To a young Friend New York, May 1, 1870.
I could write forever on the subject of Christian charity, but I must say that in the case you refer to, I think you accuse yourself unduly. We are not to part company with our common sense because we want to clasp hands with the Love that thinketh no evil, and we can not help seeing that there are few, if any, on earth without beams in their eyes and foibles and sins in their lives. The fact that your friend repented and confessed his sin, entitled him to your forgiving love, but not to the ignoring of the fact that he was guilty.... Temptations come sometimes in swarms, like bees, and running away does no good, and fighting only exasperates them. The only help must come from Him who understands and can control the whole swarm.
You ask for my prayers, and I ask for yours. I long ago formed the habit of praying at night individually, if possible, for all who had come to me through the day, or whom I had visited; but you contrive to get a much larger share than that. I love to think of your future holiness and usefulness as even in the very least linked to my prayers. Oh, I ought to know how to pray a great deal better than I do, for forty years ago, save one, I this day publicly dedicated myself to Christ. I write to you because I like to do so, recognising no difference between writing and talking. When no better work comes to me, I am glad to give the little pleasure I can, in notes and letters. He who knows how poor we are, how little we have to give, does not disdain even a note like this, since it is written in love to Him and to one of His own dear ones.

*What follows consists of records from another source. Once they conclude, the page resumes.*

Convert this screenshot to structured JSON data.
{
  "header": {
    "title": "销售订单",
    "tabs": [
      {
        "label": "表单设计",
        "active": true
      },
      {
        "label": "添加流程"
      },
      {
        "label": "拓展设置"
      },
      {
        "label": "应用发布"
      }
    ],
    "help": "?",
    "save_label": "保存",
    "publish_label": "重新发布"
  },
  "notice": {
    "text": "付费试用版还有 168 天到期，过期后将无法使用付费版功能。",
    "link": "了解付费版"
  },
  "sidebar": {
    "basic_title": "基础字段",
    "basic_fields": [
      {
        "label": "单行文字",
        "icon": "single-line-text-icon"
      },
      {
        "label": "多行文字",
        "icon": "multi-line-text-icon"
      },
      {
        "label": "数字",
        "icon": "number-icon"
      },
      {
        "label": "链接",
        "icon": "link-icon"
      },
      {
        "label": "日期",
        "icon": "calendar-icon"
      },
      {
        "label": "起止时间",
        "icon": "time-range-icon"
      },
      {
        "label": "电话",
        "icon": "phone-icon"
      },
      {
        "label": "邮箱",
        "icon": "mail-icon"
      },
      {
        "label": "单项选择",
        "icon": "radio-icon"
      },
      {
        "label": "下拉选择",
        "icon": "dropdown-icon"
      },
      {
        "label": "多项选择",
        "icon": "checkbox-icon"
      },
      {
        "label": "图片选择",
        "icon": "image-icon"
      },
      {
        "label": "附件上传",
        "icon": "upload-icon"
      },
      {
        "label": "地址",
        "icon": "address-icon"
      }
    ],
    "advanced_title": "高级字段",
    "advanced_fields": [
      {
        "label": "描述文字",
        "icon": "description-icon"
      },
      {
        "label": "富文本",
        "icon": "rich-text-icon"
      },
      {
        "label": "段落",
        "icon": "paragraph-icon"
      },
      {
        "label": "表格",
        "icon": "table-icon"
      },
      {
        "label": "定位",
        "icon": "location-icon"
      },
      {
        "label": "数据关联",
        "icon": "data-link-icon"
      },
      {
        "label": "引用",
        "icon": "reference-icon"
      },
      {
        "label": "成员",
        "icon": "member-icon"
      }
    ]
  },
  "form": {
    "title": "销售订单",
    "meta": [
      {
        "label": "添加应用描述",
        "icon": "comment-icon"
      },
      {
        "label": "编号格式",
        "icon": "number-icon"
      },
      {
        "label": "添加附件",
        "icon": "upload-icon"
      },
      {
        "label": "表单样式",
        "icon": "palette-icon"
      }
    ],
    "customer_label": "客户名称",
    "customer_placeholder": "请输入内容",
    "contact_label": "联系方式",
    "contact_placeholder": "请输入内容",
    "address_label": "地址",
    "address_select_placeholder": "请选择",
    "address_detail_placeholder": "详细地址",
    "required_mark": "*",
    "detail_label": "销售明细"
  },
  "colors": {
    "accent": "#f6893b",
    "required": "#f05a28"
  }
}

May 23d.—Your last letter was like a fragrant breath of country air, redolent of flowers, and all that makes rural scenes so sweet. But better still, it was fragrant with love to Him who is the bond between us, in whose name and for whose sake we are friends. I wish I loved Him better and were more like Him; perhaps that is about as far as we get in this world, for no matter how far we advance, we are never satisfied; there is always something ahead; I doubt if any one ever said, even in a whisper and to himself, “Now I love my Saviour as much as a human soul can.”